Positief contractsbelang

Een vordering tot vergoeding van het positief contractsbelang is enkel mogelijk wanneer er sprake is van gerechtvaardigd vertrouwen.

Van gerechtvaardigd vertrouwen is sprake wanneer de onderhandelingen in een zodanig stadium zijn beland, dat er overeenstemming bestaat over wezenlijke punten van de overeenkomst, met dien verstande dat de overeenstemming over die wezenlijke punten niet zodanig is dat reeds van een overeenkomst op hoofdpunten kan worden gesproken.

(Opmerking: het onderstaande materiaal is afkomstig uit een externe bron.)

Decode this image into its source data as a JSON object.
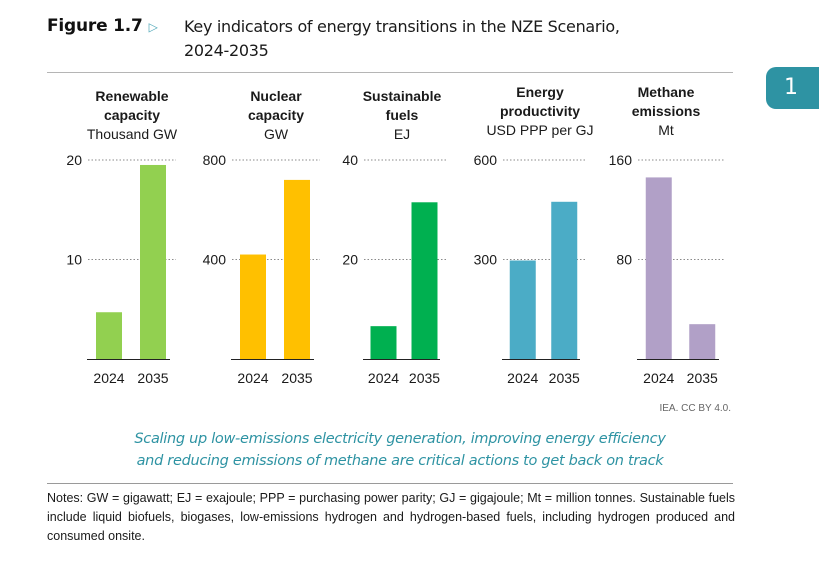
{
  "figure": {
    "label": "Figure 1.7",
    "arrow_icon": "triangle-right-outline-icon",
    "title_line1": "Key indicators of energy transitions in the NZE Scenario,",
    "title_line2": "2024-2035"
  },
  "chapter_tab": {
    "number": "1",
    "color": "#2e93a3"
  },
  "source": "IEA. CC BY 4.0.",
  "caption_line1": "Scaling up low-emissions electricity generation, improving energy efficiency",
  "caption_line2": "and reducing emissions of methane are critical actions to get back on track",
  "notes_line1": "Notes: GW = gigawatt; EJ = exajoule; PPP = purchasing power parity; GJ = gigajoule; Mt = million tonnes.",
  "notes_line2": "Sustainable fuels include liquid biofuels, biogases, low-emissions hydrogen and hydrogen-based fuels, including hydrogen produced and consumed onsite.",
  "chart_data": [
    {
      "type": "bar",
      "title_lines": [
        "Renewable",
        "capacity"
      ],
      "ylabel": "Thousand GW",
      "categories": [
        "2024",
        "2035"
      ],
      "values": [
        4.7,
        19.5
      ],
      "ylim": [
        0,
        20
      ],
      "yticks": [
        10,
        20
      ],
      "color": "#92d050",
      "grid": "dotted"
    },
    {
      "type": "bar",
      "title_lines": [
        "Nuclear",
        "capacity"
      ],
      "ylabel": "GW",
      "categories": [
        "2024",
        "2035"
      ],
      "values": [
        420,
        720
      ],
      "ylim": [
        0,
        800
      ],
      "yticks": [
        400,
        800
      ],
      "color": "#ffc000",
      "grid": "dotted"
    },
    {
      "type": "bar",
      "title_lines": [
        "Sustainable",
        "fuels"
      ],
      "ylabel": "EJ",
      "categories": [
        "2024",
        "2035"
      ],
      "values": [
        6.6,
        31.5
      ],
      "ylim": [
        0,
        40
      ],
      "yticks": [
        20,
        40
      ],
      "color": "#00b050",
      "grid": "dotted"
    },
    {
      "type": "bar",
      "title_lines": [
        "Energy",
        "productivity"
      ],
      "ylabel": "USD PPP per GJ",
      "categories": [
        "2024",
        "2035"
      ],
      "values": [
        297,
        474
      ],
      "ylim": [
        0,
        600
      ],
      "yticks": [
        300,
        600
      ],
      "color": "#4bacc6",
      "grid": "dotted"
    },
    {
      "type": "bar",
      "title_lines": [
        "Methane",
        "emissions"
      ],
      "ylabel": "Mt",
      "categories": [
        "2024",
        "2035"
      ],
      "values": [
        146,
        28
      ],
      "ylim": [
        0,
        160
      ],
      "yticks": [
        80,
        160
      ],
      "color": "#b1a0c7",
      "grid": "dotted"
    }
  ]
}
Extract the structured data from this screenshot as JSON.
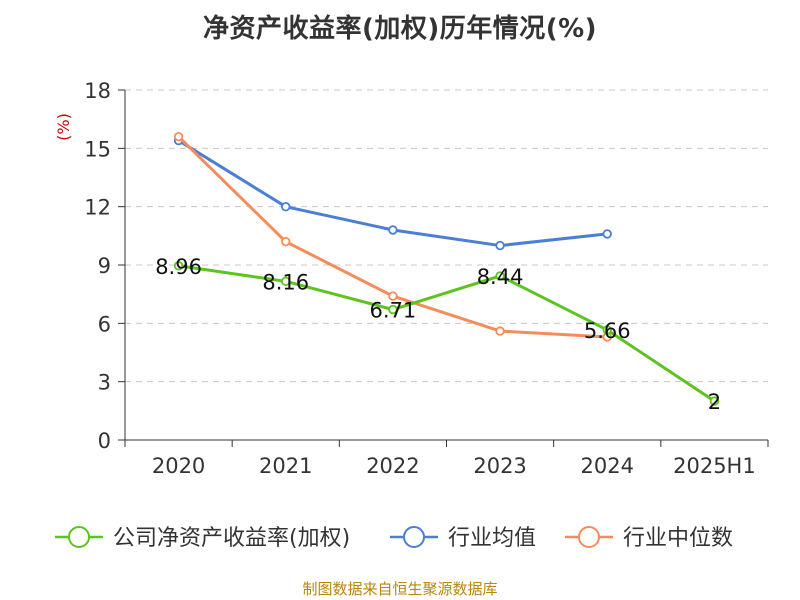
{
  "chart_data": {
    "type": "line",
    "title": "净资产收益率(加权)历年情况(%)",
    "ylabel": "(%)",
    "categories": [
      "2020",
      "2021",
      "2022",
      "2023",
      "2024",
      "2025H1"
    ],
    "ylim": [
      0,
      18
    ],
    "yticks": [
      0,
      3,
      6,
      9,
      12,
      15,
      18
    ],
    "grid": true,
    "legend_position": "bottom",
    "series": [
      {
        "name": "公司净资产收益率(加权)",
        "color": "#5cc41e",
        "values": [
          8.96,
          8.16,
          6.71,
          8.44,
          5.66,
          2
        ],
        "labels": [
          "8.96",
          "8.16",
          "6.71",
          "8.44",
          "5.66",
          "2"
        ]
      },
      {
        "name": "行业均值",
        "color": "#4a7fd4",
        "values": [
          15.4,
          12.0,
          10.8,
          10.0,
          10.6,
          null
        ]
      },
      {
        "name": "行业中位数",
        "color": "#f58c5b",
        "values": [
          15.6,
          10.2,
          7.4,
          5.6,
          5.3,
          null
        ]
      }
    ]
  },
  "footer": {
    "source": "制图数据来自恒生聚源数据库"
  }
}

Met andere woorden: de niet-afbrekende partij dacht en redelijkerwijs mocht denken dat op grond van de onderhandelingen enigerlei overeenkomst tot stand zou komen, dan wel op grond van de andere omstandigheden van het geval. Het gerechtvaardigd vertrouwen vereist een toedoen van de afbrekende partij.

Bij een vordering tot vergoeding van het positief contractsbelang dient terughoudendheid te worden toegepast, om de onderhandelingsvrijheid niet te veel in gevaar te brengen.

Er kan niet zowel positief contractsbelang als negatief contractsbelang worden gevorderd.

Resumerend

Wanneer een wederpartij de onderhandelingen afbreekt of wanneer u zelf onderhandelen wenst af te breken, dan is het verstandig om op voorhand te onderzoeken welke gevolgen dat zou kunnen hebben. Het is beter om een weloverwogen keuze te maken, dan een keuze te maken en achteraf onderzoeken of de keuze weloverwogen was.